There was a distinctly audible flutter throughout the room. Here, at last, was something definite to support the general contention that "we aren't through with the Germans yet." A lady up in front leaned across the aisle and whispered piercingly to her husband:

"There! What did I tell you?"

Another lady arose halfway from her seat and anxiously inquired:

"How soon do you think it will come, Mr. Thane?"

She had a son just turning seventeen.

"That is a question I am afraid you will have to put to God or the German Emperor," said Courtney, with a smile.

"When David Strong was home this spring I asked him what he thought about it," said Editor Pollock. "I published the interview in the Sun. He was of the opinion that the Germans had had all they wanted of war. I tried to convince him that he was all wrong, but all I could get him to say was that if they ever did make war again it would be long after the most of us were dead."

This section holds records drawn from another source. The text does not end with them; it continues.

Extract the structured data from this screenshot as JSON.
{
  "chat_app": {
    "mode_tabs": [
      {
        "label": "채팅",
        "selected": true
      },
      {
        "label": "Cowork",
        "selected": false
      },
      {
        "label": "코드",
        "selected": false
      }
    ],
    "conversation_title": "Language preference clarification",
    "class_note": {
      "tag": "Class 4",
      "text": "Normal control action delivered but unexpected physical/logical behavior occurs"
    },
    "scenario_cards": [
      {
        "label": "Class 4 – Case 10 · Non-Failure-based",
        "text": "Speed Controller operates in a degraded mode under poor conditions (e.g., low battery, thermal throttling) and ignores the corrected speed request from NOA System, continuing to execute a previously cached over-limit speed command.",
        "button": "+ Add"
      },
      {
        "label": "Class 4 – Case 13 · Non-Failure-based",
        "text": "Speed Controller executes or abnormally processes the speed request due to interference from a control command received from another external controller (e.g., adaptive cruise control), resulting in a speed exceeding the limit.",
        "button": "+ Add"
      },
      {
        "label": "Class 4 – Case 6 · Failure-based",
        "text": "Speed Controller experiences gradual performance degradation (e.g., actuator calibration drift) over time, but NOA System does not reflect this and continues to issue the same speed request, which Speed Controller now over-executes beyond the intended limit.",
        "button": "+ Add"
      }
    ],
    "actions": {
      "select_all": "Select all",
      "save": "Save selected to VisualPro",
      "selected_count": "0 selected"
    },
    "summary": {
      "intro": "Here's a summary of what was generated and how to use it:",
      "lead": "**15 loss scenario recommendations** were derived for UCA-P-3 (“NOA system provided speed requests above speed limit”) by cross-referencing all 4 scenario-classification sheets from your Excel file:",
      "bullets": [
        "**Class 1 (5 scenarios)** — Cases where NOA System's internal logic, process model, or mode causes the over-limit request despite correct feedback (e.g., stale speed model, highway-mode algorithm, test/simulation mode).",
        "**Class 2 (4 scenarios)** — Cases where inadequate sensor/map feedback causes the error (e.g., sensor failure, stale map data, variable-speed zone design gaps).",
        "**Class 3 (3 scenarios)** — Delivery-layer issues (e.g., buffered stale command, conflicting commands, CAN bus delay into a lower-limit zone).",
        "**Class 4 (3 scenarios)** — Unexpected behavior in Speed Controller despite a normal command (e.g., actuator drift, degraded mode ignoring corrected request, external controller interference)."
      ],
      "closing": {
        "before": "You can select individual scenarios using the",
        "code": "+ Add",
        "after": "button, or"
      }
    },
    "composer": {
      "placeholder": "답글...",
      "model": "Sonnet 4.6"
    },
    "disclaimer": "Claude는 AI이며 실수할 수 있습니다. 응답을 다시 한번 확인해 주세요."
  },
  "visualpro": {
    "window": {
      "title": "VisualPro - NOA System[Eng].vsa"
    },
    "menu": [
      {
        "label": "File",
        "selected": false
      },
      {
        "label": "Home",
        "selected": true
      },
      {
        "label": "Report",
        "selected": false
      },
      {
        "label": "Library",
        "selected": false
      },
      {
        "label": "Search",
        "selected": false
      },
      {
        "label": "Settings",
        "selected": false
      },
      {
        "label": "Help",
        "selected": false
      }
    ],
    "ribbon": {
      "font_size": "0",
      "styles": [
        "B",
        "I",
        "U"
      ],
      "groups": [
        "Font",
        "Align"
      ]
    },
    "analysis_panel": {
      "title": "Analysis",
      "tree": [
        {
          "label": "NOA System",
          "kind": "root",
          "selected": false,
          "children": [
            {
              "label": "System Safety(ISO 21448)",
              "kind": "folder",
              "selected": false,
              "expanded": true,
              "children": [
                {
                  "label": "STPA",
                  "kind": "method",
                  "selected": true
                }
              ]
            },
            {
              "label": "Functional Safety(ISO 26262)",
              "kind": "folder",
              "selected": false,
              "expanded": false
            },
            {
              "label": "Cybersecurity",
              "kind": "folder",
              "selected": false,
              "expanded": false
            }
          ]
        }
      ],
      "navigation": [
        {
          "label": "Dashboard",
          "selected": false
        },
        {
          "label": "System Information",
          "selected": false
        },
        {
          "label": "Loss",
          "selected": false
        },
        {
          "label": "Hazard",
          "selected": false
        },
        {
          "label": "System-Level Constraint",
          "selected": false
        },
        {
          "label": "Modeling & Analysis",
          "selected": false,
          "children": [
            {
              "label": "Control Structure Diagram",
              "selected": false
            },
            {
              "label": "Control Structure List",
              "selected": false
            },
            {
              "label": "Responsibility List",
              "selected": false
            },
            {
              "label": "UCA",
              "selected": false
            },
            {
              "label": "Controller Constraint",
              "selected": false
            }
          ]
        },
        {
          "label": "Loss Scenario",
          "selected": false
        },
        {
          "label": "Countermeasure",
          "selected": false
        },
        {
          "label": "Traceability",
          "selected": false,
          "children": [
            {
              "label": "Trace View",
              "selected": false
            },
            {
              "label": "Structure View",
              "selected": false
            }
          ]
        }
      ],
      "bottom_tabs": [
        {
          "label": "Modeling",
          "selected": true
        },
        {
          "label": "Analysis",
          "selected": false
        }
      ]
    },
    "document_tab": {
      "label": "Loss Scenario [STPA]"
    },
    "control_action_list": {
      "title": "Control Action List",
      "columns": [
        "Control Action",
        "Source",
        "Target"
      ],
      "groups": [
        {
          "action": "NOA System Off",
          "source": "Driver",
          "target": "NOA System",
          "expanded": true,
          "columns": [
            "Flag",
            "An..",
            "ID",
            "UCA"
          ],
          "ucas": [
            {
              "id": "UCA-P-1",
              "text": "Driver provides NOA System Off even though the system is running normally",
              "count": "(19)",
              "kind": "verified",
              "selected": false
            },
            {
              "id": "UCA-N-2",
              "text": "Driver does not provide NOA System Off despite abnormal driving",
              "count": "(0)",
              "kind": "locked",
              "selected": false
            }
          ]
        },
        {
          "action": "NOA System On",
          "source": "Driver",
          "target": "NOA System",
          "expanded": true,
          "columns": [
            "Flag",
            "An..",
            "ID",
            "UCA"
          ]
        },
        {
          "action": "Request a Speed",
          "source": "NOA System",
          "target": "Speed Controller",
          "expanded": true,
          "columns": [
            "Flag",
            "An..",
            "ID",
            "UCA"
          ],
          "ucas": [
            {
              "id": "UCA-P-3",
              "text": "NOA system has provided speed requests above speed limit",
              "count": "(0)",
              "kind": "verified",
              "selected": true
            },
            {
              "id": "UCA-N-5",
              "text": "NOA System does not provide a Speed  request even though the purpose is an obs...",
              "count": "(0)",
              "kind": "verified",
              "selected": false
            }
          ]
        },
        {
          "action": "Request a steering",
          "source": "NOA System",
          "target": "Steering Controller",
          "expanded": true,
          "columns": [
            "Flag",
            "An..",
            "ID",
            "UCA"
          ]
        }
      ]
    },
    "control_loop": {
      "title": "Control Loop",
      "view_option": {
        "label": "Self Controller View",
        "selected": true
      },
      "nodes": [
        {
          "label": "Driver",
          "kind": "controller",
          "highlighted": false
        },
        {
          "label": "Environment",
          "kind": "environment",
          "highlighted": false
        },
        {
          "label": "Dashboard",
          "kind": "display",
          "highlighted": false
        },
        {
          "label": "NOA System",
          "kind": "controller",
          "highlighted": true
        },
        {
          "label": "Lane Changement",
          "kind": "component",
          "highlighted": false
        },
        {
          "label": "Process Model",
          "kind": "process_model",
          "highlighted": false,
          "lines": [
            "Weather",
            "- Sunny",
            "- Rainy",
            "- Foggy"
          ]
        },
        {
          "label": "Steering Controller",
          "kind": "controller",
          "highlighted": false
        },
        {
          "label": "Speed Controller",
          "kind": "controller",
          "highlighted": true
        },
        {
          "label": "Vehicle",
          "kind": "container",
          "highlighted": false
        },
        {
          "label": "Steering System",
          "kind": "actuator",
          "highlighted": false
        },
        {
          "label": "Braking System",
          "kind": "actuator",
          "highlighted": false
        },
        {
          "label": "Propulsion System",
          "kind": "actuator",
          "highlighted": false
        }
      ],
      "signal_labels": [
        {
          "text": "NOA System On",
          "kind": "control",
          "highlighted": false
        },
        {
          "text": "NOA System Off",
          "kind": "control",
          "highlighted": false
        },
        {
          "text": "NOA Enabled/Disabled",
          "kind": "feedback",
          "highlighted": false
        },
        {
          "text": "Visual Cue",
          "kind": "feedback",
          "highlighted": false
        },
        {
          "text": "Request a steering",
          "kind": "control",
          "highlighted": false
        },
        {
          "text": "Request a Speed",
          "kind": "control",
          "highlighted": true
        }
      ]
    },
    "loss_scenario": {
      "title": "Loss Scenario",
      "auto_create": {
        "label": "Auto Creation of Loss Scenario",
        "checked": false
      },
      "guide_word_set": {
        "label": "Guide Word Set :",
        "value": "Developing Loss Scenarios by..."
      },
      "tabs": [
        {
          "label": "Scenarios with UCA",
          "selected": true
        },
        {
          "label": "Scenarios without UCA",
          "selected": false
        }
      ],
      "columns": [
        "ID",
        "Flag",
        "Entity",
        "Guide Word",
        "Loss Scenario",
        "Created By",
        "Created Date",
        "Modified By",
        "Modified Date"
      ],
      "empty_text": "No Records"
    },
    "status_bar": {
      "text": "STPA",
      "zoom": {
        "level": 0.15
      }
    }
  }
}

"David Strong didn't see anything of the war except what he saw in the hospitals," said a woman contemptuously.

"Permit me to correct you, Mrs. Primmer," said Alix Crown, without arising. "David Strong was under fire most of the time. He was not in a base hospital. He was attached to a field hospital,—first with the French, then with the British, and afterwards with the Americans."

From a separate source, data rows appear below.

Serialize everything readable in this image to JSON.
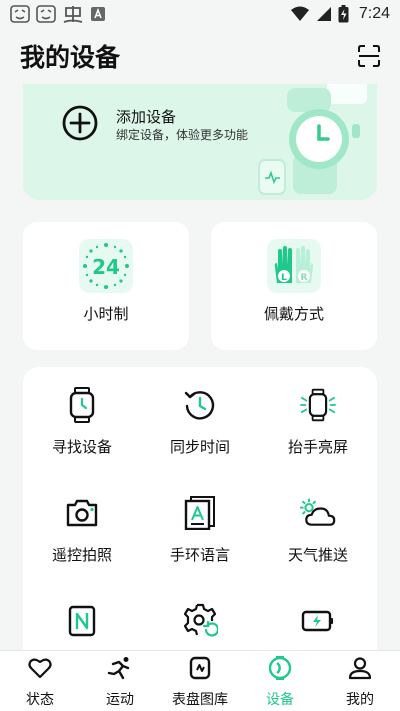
{
  "status_bar": {
    "time": "7:24"
  },
  "header": {
    "title": "我的设备",
    "scan_icon": "scan-icon"
  },
  "add_device": {
    "title": "添加设备",
    "subtitle": "绑定设备，体验更多功能",
    "icon": "plus-circle-icon"
  },
  "quick_cards": [
    {
      "label": "小时制",
      "icon": "clock-24-icon",
      "icon_text": "24"
    },
    {
      "label": "佩戴方式",
      "icon": "wear-hands-icon",
      "left_hand": "L",
      "right_hand": "R"
    }
  ],
  "features": [
    {
      "label": "寻找设备",
      "icon": "watch-icon"
    },
    {
      "label": "同步时间",
      "icon": "sync-time-icon"
    },
    {
      "label": "抬手亮屏",
      "icon": "raise-screen-icon"
    },
    {
      "label": "遥控拍照",
      "icon": "camera-icon"
    },
    {
      "label": "手环语言",
      "icon": "language-icon"
    },
    {
      "label": "天气推送",
      "icon": "weather-icon"
    },
    {
      "label": "",
      "icon": "nfc-icon"
    },
    {
      "label": "",
      "icon": "settings-refresh-icon"
    },
    {
      "label": "",
      "icon": "battery-icon"
    }
  ],
  "bottom_nav": [
    {
      "label": "状态",
      "icon": "heart-icon",
      "active": false
    },
    {
      "label": "运动",
      "icon": "run-icon",
      "active": false
    },
    {
      "label": "表盘图库",
      "icon": "watchface-icon",
      "active": false
    },
    {
      "label": "设备",
      "icon": "device-icon",
      "active": true
    },
    {
      "label": "我的",
      "icon": "profile-icon",
      "active": false
    }
  ],
  "colors": {
    "accent": "#1ec98a",
    "banner_bg": "#dcf7ea",
    "page_bg": "#f4f5f5"
  }
}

"In that case," said Courtney, facing her, "he was in the thick of it. Every man in the army, from general down to the humblest private, takes his hat off to the men who served in the field hospitals. While we may differ as to the next war, I do not hesitate to say that Dr. Strong saw infinitely more of the last one than I did. It may sound incredible to you, ladies and gentlemen, but my job was a picnic compared to his. As a matter of fact, I have always claimed that I was in greater danger when I was in the American Ambulance than when I was flying, quite safely, a couple of miles up in the air. At any rate, I FELT safer."